In the module setup, the synchronization of access controls can be either activated or deactivated as per your requirements.

Info

Due to the potential creation of new App Registration permissions, additional authentication steps may be required.

Setting Up the User Groups and Permissions

To synchronize permissions to SharePoint, Security Groups must be created, and Access Controls need to be set up.

Setting Up User Groups

Follow these steps to connect an Azure Security Group to Business Central:

  1. Navigate through the Document Central - Administrator role center.
  2. Click on Setup in the ribbon bar and execute the action User Group.
  3. Execute the action Create User Group in the Security Groups section.

Info

This action will launch a wizard where you can create a new Security Group, use an existing Security Group from Business Central or use a Document Central-only group.

Setting Up the Duration Between User Synchronization

To configure the duration between user synchronizations in Document Central, follow these steps:

  1. Navigate through the Document Central - Administrator role center.
  2. Click on Setup in the ribbon bar and execute the action Module Setup.
  3. Locate the Access Control section within the setup.
  4. Find the field "Duration Between User Synchronization" and specify the desired time interval.

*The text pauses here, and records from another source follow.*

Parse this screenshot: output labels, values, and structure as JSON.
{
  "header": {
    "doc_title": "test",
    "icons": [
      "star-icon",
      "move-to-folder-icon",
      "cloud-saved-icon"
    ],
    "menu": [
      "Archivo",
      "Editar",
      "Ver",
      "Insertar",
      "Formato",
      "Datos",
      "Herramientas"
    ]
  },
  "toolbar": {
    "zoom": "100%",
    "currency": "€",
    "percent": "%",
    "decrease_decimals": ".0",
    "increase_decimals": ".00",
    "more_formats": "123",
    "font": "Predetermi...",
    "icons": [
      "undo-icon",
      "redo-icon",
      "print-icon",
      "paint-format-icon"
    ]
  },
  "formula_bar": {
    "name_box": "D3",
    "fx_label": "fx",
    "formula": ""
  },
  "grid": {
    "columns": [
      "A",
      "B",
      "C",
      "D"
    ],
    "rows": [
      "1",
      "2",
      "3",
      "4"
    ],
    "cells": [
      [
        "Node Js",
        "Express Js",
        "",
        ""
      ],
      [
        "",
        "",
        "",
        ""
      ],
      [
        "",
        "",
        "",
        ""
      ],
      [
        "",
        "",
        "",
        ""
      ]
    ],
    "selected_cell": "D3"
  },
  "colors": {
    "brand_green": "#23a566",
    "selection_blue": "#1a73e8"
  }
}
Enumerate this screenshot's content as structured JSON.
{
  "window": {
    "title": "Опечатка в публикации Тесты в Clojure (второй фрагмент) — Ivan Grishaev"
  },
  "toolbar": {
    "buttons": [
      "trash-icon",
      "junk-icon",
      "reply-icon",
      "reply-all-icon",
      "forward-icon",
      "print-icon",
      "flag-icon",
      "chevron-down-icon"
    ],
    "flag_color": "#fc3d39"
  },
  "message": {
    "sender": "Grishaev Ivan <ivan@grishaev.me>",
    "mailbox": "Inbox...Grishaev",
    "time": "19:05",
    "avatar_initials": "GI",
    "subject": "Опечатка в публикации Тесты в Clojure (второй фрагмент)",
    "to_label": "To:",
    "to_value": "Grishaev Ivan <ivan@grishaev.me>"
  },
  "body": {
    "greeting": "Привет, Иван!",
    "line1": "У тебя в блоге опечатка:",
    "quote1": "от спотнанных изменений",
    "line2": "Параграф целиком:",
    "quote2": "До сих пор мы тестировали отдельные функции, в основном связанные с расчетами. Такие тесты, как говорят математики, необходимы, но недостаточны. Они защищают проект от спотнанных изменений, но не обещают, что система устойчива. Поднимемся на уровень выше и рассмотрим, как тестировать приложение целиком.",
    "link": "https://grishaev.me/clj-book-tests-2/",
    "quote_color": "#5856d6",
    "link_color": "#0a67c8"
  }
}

Setting Up the SharePoint Permissions

To synchronize Access Controls with SharePoint, follow these steps:

  1. Navigate through the Document Central - Administrator role center.
  2. Click on Repository in the ribbon bar and execute the action Document Library.
  3. Select the Document Library on which the permissions should be synchronized.
  4. Configure your access controls.
  5. Leave the Access Control Page

Info

Access Controls are automatically synchronized when leaving the User Group page.

Important

For an existing Access Control configuration, you can use an action on the User Group page to synchronize all Access Controls at once.